For it is sanctified by God’s word and prayer. Obviously we have a lot of discernment to do in understanding which parts of creation are going to make us more eucharistic and which ones are going to harm us. I don’t think we should take for granted that “God’s word” has the same colloquial meaning for Paul that it does for us as a synonym for the Bible. When Paul wants to say the Bible, he says graphe, or scripture. In this case, I think that God’s word refers to God’s continual creative process of speaking new things into being. We can and do appropriate the beautiful things God breathed into existence for ugly, sinful purposes all the time. But when we receive God’s creation eucharistically, it becomes part of our life of prayer instead of being an obstacle to our prayer life. Really there is nothing more important to our lives than prayer, which I would define as our deliberate engagement with the presence of God. The things of the world have value according to whether they detract from or benefit our prayer life.

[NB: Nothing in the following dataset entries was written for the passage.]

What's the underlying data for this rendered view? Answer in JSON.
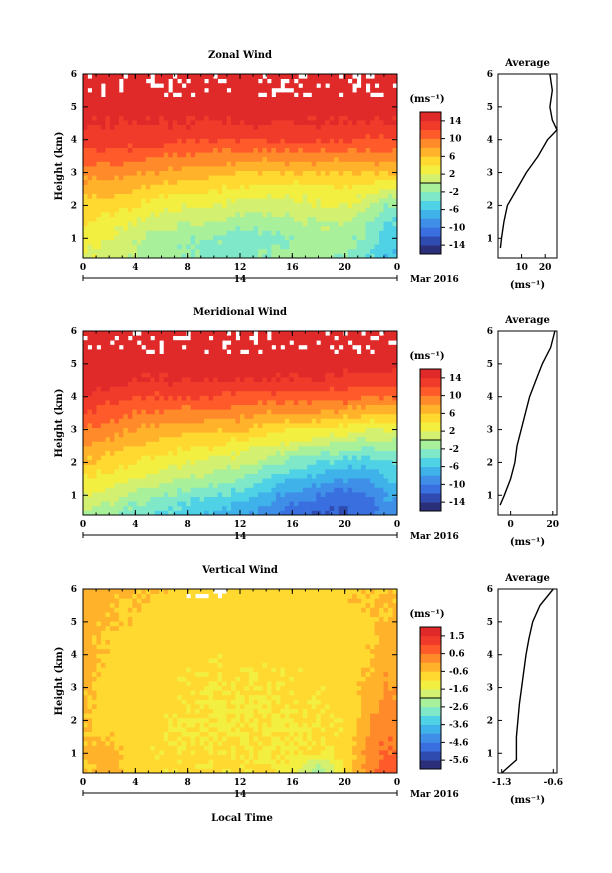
{
  "common": {
    "x_ticks": [
      "0",
      "4",
      "8",
      "12",
      "16",
      "20",
      "0"
    ],
    "y_ticks": [
      "1",
      "2",
      "3",
      "4",
      "5",
      "6"
    ],
    "ylabel": "Height (km)",
    "date_day": "14",
    "date_month": "Mar 2016",
    "xlabel": "Local Time",
    "cb_unit": "(ms⁻¹)",
    "avg_title": "Average",
    "avg_xlabel": "(ms⁻¹)"
  },
  "chart_data": [
    {
      "type": "heatmap",
      "title": "Zonal Wind",
      "xlabel": "",
      "ylabel": "Height (km)",
      "xlim": [
        0,
        24
      ],
      "ylim": [
        0.4,
        6
      ],
      "colorbar": {
        "ticks": [
          "14",
          "10",
          "6",
          "2",
          "-2",
          "-6",
          "-10",
          "-14"
        ],
        "min": -16,
        "max": 16,
        "palette": [
          "#2b2f7a",
          "#2f4bb0",
          "#3a6fe0",
          "#3f8fe8",
          "#3fb2ea",
          "#4fd1e6",
          "#7fe8c8",
          "#a9f09a",
          "#d3f070",
          "#f3ef40",
          "#ffd930",
          "#ffb22a",
          "#ff8a2a",
          "#ff5a2a",
          "#f03a2a",
          "#e02a2a"
        ]
      },
      "time_height_profile": {
        "hours": [
          0,
          2,
          4,
          6,
          8,
          10,
          12,
          14,
          16,
          18,
          20,
          22,
          23
        ],
        "heights_km": [
          0.5,
          1,
          1.5,
          2,
          2.5,
          3,
          3.5,
          4,
          4.5,
          5,
          5.5,
          6
        ],
        "values": [
          [
            2,
            3,
            4,
            5,
            7,
            9,
            11,
            13,
            14,
            15,
            15,
            15
          ],
          [
            1,
            2,
            3,
            5,
            7,
            9,
            11,
            13,
            14,
            15,
            15,
            15
          ],
          [
            0,
            0,
            2,
            4,
            6,
            8,
            11,
            13,
            14,
            15,
            15,
            15
          ],
          [
            -1,
            -1,
            1,
            3,
            5,
            8,
            10,
            13,
            14,
            15,
            15,
            15
          ],
          [
            -2,
            -2,
            0,
            2,
            5,
            7,
            10,
            12,
            14,
            15,
            15,
            15
          ],
          [
            -3,
            -2,
            0,
            2,
            4,
            7,
            9,
            12,
            14,
            15,
            15,
            15
          ],
          [
            -3,
            -3,
            -1,
            1,
            4,
            6,
            9,
            12,
            14,
            15,
            15,
            15
          ],
          [
            -2,
            -3,
            -1,
            1,
            3,
            6,
            9,
            12,
            14,
            15,
            15,
            15
          ],
          [
            -1,
            -2,
            0,
            1,
            3,
            6,
            9,
            12,
            14,
            15,
            15,
            15
          ],
          [
            -1,
            -1,
            0,
            2,
            3,
            6,
            9,
            12,
            14,
            15,
            15,
            15
          ],
          [
            -2,
            -1,
            0,
            2,
            4,
            6,
            9,
            12,
            14,
            15,
            15,
            15
          ],
          [
            -4,
            -3,
            -2,
            0,
            3,
            6,
            9,
            12,
            14,
            15,
            15,
            15
          ],
          [
            -6,
            -5,
            -4,
            -2,
            2,
            6,
            9,
            12,
            14,
            15,
            15,
            15
          ]
        ]
      },
      "average": {
        "title": "Average",
        "xlabel": "(ms⁻¹)",
        "xlim": [
          0,
          25
        ],
        "x_ticks": [
          "10",
          "20"
        ],
        "x_tick_values": [
          10,
          20
        ],
        "heights_km": [
          0.7,
          1,
          1.5,
          2,
          2.5,
          3,
          3.5,
          4,
          4.3,
          4.6,
          5,
          5.5,
          6
        ],
        "values": [
          1,
          1.5,
          2.5,
          4,
          8,
          12,
          17,
          21,
          25,
          23,
          22,
          23,
          22
        ]
      }
    },
    {
      "type": "heatmap",
      "title": "Meridional Wind",
      "xlabel": "",
      "ylabel": "Height (km)",
      "xlim": [
        0,
        24
      ],
      "ylim": [
        0.4,
        6
      ],
      "colorbar": {
        "ticks": [
          "14",
          "10",
          "6",
          "2",
          "-2",
          "-6",
          "-10",
          "-14"
        ],
        "min": -16,
        "max": 16,
        "palette": [
          "#2b2f7a",
          "#2f4bb0",
          "#3a6fe0",
          "#3f8fe8",
          "#3fb2ea",
          "#4fd1e6",
          "#7fe8c8",
          "#a9f09a",
          "#d3f070",
          "#f3ef40",
          "#ffd930",
          "#ffb22a",
          "#ff8a2a",
          "#ff5a2a",
          "#f03a2a",
          "#e02a2a"
        ]
      },
      "time_height_profile": {
        "hours": [
          0,
          2,
          4,
          6,
          8,
          10,
          12,
          14,
          16,
          18,
          20,
          22,
          23
        ],
        "heights_km": [
          0.5,
          1,
          1.5,
          2,
          2.5,
          3,
          3.5,
          4,
          4.5,
          5,
          5.5,
          6
        ],
        "values": [
          [
            0,
            2,
            4,
            6,
            8,
            10,
            12,
            14,
            15,
            15,
            15,
            15
          ],
          [
            -1,
            1,
            3,
            5,
            7,
            9,
            11,
            13,
            15,
            15,
            15,
            15
          ],
          [
            -3,
            -1,
            2,
            4,
            6,
            8,
            10,
            12,
            14,
            15,
            15,
            15
          ],
          [
            -4,
            -2,
            1,
            3,
            5,
            7,
            10,
            12,
            14,
            15,
            15,
            15
          ],
          [
            -5,
            -3,
            0,
            2,
            4,
            7,
            9,
            12,
            14,
            15,
            15,
            15
          ],
          [
            -6,
            -4,
            -1,
            1,
            4,
            6,
            9,
            12,
            14,
            15,
            15,
            15
          ],
          [
            -7,
            -5,
            -2,
            1,
            3,
            6,
            9,
            11,
            14,
            15,
            15,
            15
          ],
          [
            -9,
            -7,
            -4,
            -1,
            2,
            5,
            8,
            11,
            14,
            15,
            15,
            15
          ],
          [
            -11,
            -9,
            -6,
            -3,
            1,
            4,
            8,
            11,
            14,
            15,
            15,
            15
          ],
          [
            -12,
            -10,
            -7,
            -4,
            0,
            4,
            8,
            11,
            14,
            15,
            15,
            15
          ],
          [
            -12,
            -11,
            -8,
            -5,
            -1,
            3,
            7,
            11,
            13,
            15,
            15,
            15
          ],
          [
            -11,
            -10,
            -8,
            -5,
            -2,
            2,
            6,
            10,
            13,
            15,
            15,
            15
          ],
          [
            -9,
            -8,
            -6,
            -4,
            -1,
            2,
            6,
            10,
            13,
            15,
            15,
            15
          ]
        ]
      },
      "average": {
        "title": "Average",
        "xlabel": "(ms⁻¹)",
        "xlim": [
          -6,
          22
        ],
        "x_ticks": [
          "0",
          "20"
        ],
        "x_tick_values": [
          0,
          20
        ],
        "heights_km": [
          0.7,
          1,
          1.5,
          2,
          2.5,
          3,
          3.5,
          4,
          4.5,
          5,
          5.5,
          6
        ],
        "values": [
          -5,
          -3,
          0,
          2,
          3,
          5,
          7,
          9,
          12,
          15,
          19,
          21
        ]
      }
    },
    {
      "type": "heatmap",
      "title": "Vertical Wind",
      "xlabel": "Local Time",
      "ylabel": "Height (km)",
      "xlim": [
        0,
        24
      ],
      "ylim": [
        0.4,
        6
      ],
      "colorbar": {
        "ticks": [
          "1.5",
          "0.6",
          "-0.6",
          "-1.6",
          "-2.6",
          "-3.6",
          "-4.6",
          "-5.6"
        ],
        "min": -6.2,
        "max": 2,
        "palette": [
          "#2b2f7a",
          "#2f4bb0",
          "#3a6fe0",
          "#3f8fe8",
          "#3fb2ea",
          "#4fd1e6",
          "#7fe8c8",
          "#a9f09a",
          "#d3f070",
          "#f3ef40",
          "#ffd930",
          "#ffb22a",
          "#ff8a2a",
          "#ff5a2a",
          "#f03a2a",
          "#e02a2a"
        ]
      },
      "time_height_profile": {
        "hours": [
          0,
          2,
          4,
          6,
          8,
          10,
          12,
          14,
          16,
          18,
          20,
          22,
          23
        ],
        "heights_km": [
          0.5,
          1,
          1.5,
          2,
          2.5,
          3,
          3.5,
          4,
          4.5,
          5,
          5.5,
          6
        ],
        "values": [
          [
            -0.6,
            -0.5,
            -0.5,
            -0.5,
            -0.5,
            -0.4,
            -0.4,
            -0.4,
            -0.4,
            -0.4,
            -0.4,
            -0.4
          ],
          [
            -0.4,
            -0.3,
            -0.6,
            -0.8,
            -0.8,
            -0.8,
            -0.7,
            -0.6,
            -0.6,
            -0.5,
            -0.5,
            -0.4
          ],
          [
            -0.9,
            -0.9,
            -0.9,
            -0.9,
            -0.9,
            -0.9,
            -0.9,
            -0.8,
            -0.8,
            -0.7,
            -0.6,
            -0.5
          ],
          [
            -1.0,
            -1.0,
            -1.0,
            -1.0,
            -0.9,
            -0.9,
            -0.9,
            -0.9,
            -0.8,
            -0.8,
            -0.7,
            -0.6
          ],
          [
            -1.0,
            -1.0,
            -1.1,
            -1.1,
            -1.0,
            -1.0,
            -1.0,
            -0.9,
            -0.9,
            -0.8,
            -0.8,
            -0.7
          ],
          [
            -1.0,
            -1.0,
            -1.1,
            -1.1,
            -1.1,
            -1.1,
            -1.0,
            -1.0,
            -0.9,
            -0.9,
            -0.8,
            -0.7
          ],
          [
            -1.0,
            -1.1,
            -1.1,
            -1.1,
            -1.1,
            -1.0,
            -1.0,
            -1.0,
            -0.9,
            -0.9,
            -0.8,
            -0.7
          ],
          [
            -1.0,
            -1.1,
            -1.1,
            -1.1,
            -1.1,
            -1.1,
            -1.0,
            -1.0,
            -0.9,
            -0.9,
            -0.8,
            -0.7
          ],
          [
            -1.2,
            -1.1,
            -1.1,
            -1.1,
            -1.0,
            -1.0,
            -1.0,
            -0.9,
            -0.9,
            -0.8,
            -0.8,
            -0.7
          ],
          [
            -2.5,
            -1.1,
            -1.0,
            -1.0,
            -1.0,
            -1.0,
            -0.9,
            -0.9,
            -0.9,
            -0.8,
            -0.7,
            -0.6
          ],
          [
            -1.0,
            -1.0,
            -1.0,
            -1.0,
            -1.0,
            -0.9,
            -0.9,
            -0.9,
            -0.8,
            -0.8,
            -0.7,
            -0.6
          ],
          [
            0.3,
            0.2,
            0.0,
            -0.1,
            -0.2,
            -0.3,
            -0.5,
            -0.6,
            -0.7,
            -0.7,
            -0.6,
            -0.6
          ],
          [
            0.6,
            0.5,
            0.4,
            0.3,
            0.1,
            0.0,
            -0.2,
            -0.3,
            -0.4,
            -0.5,
            -0.5,
            -0.5
          ]
        ]
      },
      "average": {
        "title": "Average",
        "xlabel": "(ms⁻¹)",
        "xlim": [
          -1.35,
          -0.55
        ],
        "x_ticks": [
          "-1.3",
          "-0.6"
        ],
        "x_tick_values": [
          -1.3,
          -0.6
        ],
        "heights_km": [
          0.4,
          0.6,
          0.8,
          1,
          1.5,
          2,
          2.5,
          3,
          3.5,
          4,
          4.5,
          5,
          5.5,
          6
        ],
        "values": [
          -1.3,
          -1.2,
          -1.1,
          -1.1,
          -1.1,
          -1.08,
          -1.06,
          -1.03,
          -1.0,
          -0.97,
          -0.93,
          -0.88,
          -0.78,
          -0.6
        ]
      }
    }
  ]
}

Paul has very harsh words for people who want to teach that creation isn’t good and add a bunch of extra requirements to the gospel to give themselves power. “Whoever teaches otherwise and does not agree with the sound words of our Lord Jesus Christ and the teaching that is in accordance with godliness, is conceited, understanding nothing, and has a morbid craving for controversy and for disputes about words. From these come envy, dissension, slander, base suspicions, and wrangling among those who are depraved in mind and bereft of the truth, imagining that godliness is a means of gain” (1 Timothy 6:3-5). In Paul’s day and in ours, there will always be people who use their professed concern with other peoples’ “holiness” as a means of gain and self-aggrandizement. They will never stop craving controversy and disputes about words. I’m sure you’ve had them all over your Facebook wall before. I’ve certainly been known to love controversy and disputes about words a little too much myself.
Just ignore such people. Don’t feed their desperate trollish need for attention. For everything created by God is good, and nothing is to be rejected, provided it is received with thanksgiving; for it is sanctified by God’s word and by prayer.